Can you explain what you mean by this? In practice, I can see the argument that the only verified identity (phone number) for most users is the one protected by a flimsy SMS verification message, but I don't believe that that implies your private key is terribly vulnerable to e.g. SIM swap attacks. Or perhaps I'm misunderstanding you.

Put another way: if you rigidly adhere to out-of-band-verified pubkeys for contacts, you should be fairly safe. True that Signal's UI makes this hard to do, but that's a different conversation than "your keys are only protected by SMS verification".



> True that Signal's UI makes this hard to do

Do you think so?
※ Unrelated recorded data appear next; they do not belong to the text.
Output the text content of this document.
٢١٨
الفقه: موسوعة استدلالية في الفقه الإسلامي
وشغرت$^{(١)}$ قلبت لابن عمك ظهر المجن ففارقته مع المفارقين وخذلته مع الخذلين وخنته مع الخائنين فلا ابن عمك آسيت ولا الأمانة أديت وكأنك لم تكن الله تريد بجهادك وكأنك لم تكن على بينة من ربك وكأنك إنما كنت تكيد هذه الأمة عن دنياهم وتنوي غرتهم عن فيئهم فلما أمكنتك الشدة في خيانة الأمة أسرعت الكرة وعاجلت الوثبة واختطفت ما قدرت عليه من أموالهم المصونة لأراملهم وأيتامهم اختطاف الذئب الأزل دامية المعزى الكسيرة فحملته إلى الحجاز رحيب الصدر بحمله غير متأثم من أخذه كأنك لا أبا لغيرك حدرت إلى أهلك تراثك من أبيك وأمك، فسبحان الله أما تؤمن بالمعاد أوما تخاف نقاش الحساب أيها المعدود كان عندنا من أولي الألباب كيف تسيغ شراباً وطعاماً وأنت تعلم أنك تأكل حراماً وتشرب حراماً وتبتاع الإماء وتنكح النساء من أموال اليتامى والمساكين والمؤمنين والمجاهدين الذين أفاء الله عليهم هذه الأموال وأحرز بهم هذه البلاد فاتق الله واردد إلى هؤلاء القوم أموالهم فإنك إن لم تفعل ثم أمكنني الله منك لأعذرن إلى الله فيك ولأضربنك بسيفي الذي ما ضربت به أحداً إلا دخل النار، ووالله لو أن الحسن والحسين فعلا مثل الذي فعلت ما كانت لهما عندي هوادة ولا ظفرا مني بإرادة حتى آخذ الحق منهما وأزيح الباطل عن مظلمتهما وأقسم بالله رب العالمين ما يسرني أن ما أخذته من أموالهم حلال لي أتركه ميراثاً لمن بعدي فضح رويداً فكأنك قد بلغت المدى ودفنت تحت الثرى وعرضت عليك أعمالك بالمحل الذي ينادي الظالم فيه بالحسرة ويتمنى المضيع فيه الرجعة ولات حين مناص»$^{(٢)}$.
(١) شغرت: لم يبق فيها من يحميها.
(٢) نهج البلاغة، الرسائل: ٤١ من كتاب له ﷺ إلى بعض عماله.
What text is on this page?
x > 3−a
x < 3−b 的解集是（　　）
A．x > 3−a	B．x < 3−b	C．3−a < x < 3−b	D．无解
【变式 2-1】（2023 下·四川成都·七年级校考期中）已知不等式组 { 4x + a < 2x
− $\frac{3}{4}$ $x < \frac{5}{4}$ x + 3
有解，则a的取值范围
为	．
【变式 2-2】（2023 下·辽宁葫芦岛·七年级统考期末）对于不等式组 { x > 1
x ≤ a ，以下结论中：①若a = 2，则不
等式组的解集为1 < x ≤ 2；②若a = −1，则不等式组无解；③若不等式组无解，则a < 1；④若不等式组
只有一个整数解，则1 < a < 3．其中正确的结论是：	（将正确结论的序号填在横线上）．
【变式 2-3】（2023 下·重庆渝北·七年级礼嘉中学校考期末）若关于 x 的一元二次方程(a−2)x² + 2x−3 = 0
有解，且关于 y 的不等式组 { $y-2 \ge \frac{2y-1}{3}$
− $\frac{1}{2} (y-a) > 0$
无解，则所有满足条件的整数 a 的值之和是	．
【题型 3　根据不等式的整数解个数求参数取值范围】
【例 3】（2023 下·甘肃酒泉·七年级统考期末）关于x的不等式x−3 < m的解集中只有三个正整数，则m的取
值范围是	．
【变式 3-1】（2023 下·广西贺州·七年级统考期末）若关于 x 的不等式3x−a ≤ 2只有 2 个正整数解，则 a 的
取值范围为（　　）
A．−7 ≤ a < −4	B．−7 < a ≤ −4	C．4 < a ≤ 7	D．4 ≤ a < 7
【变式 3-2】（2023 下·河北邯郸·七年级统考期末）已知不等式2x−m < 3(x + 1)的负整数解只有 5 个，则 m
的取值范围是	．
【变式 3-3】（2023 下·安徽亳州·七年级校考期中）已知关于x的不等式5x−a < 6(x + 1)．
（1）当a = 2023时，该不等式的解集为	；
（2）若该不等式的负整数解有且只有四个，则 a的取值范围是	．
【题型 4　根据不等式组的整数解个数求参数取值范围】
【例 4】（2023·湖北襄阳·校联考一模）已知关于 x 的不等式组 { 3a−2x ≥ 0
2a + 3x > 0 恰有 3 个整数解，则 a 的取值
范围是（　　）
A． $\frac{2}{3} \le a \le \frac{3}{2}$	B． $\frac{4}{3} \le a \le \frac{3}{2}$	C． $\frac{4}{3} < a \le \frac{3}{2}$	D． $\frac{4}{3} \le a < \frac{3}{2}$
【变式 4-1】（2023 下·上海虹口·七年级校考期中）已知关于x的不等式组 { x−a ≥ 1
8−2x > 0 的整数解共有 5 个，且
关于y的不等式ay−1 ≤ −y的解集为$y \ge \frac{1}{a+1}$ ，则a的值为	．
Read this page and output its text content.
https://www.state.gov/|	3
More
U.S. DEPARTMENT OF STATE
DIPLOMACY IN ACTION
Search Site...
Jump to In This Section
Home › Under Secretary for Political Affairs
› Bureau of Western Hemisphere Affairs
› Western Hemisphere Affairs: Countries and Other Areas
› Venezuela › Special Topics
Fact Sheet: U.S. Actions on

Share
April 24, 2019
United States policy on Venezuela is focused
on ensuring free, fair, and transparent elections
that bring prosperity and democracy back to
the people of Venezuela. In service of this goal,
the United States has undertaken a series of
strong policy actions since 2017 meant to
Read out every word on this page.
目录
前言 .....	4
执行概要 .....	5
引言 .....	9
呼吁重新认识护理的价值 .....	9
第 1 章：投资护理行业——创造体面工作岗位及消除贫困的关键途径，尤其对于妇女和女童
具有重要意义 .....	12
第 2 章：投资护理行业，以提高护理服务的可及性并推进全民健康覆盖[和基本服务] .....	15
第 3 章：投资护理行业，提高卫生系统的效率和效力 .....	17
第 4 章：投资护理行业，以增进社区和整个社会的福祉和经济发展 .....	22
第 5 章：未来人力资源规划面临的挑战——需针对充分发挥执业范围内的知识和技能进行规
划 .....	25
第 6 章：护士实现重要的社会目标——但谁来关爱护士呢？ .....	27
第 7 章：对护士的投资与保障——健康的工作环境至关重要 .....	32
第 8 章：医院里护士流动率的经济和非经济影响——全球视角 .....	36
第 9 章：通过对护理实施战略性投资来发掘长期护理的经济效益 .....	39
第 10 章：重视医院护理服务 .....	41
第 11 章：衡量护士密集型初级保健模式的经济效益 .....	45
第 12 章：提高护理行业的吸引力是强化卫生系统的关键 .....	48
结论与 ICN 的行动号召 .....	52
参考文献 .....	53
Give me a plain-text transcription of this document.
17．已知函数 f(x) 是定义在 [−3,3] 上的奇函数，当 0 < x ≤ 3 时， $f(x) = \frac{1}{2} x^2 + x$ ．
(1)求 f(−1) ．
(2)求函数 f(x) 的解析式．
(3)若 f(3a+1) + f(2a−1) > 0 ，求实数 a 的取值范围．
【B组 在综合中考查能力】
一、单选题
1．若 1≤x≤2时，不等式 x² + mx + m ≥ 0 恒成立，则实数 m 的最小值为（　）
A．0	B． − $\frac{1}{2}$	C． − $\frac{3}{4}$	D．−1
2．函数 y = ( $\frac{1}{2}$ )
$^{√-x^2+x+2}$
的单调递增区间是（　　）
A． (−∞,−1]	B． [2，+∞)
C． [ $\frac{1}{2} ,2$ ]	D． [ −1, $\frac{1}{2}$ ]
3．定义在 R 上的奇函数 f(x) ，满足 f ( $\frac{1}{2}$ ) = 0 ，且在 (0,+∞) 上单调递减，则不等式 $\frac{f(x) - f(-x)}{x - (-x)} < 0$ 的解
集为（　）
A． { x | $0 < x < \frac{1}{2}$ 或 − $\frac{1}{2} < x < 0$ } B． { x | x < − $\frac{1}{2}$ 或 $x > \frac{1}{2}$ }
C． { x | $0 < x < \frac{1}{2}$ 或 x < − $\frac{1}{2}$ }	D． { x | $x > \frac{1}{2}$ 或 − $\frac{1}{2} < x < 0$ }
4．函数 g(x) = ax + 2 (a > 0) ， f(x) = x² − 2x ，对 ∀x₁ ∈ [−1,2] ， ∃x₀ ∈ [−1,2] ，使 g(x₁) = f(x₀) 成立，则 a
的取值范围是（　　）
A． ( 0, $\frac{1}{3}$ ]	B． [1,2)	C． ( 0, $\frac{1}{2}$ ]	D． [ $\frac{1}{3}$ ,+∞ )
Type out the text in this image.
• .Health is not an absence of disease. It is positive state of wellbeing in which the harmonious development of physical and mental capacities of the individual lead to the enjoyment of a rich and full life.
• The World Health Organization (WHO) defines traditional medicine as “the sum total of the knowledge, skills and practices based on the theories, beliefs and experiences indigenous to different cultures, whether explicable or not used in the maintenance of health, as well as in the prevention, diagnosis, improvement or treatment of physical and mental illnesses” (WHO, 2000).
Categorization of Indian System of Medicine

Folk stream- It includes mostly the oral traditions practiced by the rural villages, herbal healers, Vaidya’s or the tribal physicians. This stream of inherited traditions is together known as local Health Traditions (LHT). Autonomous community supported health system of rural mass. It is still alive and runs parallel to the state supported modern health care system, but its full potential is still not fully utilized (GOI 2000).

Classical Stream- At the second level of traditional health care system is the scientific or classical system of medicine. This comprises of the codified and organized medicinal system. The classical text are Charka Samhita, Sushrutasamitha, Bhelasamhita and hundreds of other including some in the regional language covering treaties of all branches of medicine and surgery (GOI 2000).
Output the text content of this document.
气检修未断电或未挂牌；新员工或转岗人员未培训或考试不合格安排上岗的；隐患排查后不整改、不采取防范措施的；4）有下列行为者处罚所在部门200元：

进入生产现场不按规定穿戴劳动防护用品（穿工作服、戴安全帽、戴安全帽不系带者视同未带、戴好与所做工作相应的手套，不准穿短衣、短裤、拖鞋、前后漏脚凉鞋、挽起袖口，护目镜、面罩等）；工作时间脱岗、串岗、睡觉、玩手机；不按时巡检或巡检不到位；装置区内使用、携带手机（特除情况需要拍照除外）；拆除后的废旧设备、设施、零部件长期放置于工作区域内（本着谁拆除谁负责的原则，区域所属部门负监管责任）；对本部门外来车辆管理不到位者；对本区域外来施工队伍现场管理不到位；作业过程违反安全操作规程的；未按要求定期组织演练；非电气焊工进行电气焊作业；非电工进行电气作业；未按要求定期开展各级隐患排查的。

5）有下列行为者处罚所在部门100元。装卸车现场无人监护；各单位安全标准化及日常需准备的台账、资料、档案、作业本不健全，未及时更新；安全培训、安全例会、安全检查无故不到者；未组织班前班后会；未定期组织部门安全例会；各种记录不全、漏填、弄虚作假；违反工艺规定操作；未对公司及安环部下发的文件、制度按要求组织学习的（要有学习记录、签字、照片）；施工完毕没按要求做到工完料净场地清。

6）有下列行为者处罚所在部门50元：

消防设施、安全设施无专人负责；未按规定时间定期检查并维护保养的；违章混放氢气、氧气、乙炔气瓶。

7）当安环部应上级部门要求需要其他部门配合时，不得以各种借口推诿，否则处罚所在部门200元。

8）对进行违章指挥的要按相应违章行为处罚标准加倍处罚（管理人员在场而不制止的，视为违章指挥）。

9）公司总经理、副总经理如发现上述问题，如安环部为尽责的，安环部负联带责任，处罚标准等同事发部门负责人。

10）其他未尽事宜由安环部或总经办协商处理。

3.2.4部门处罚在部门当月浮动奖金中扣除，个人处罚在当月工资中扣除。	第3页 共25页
The app provides a "Safety Number" and QR code with built-in scanner to verify that yup, your device and their device have nobody in the middle. It has a visible reminder that you checked this person's actual identity (if you did) and a message appears if the keys change. If you are "rigidly adhering" to protocol your response should be to arrange an in-person meet-up to reconfirm, not "New phone? Cool".


I agree that verification is easy. I think they have softened the warnings and behavior surrounding key changes to accommodate their users that have virtually no understanding of crypto (i.e. the majority of people). It's an understandable position for them to take, but yes, in my opinion the alarm bells when a key unexpectedly changes are more oriented towards casual users than a (to paraphrase c7DJTLrn) Snowden-level user. For the latter, I expect behavior more similar to an OpenSSH key mismatch (which is quite a bit more strongly worded than Signal's).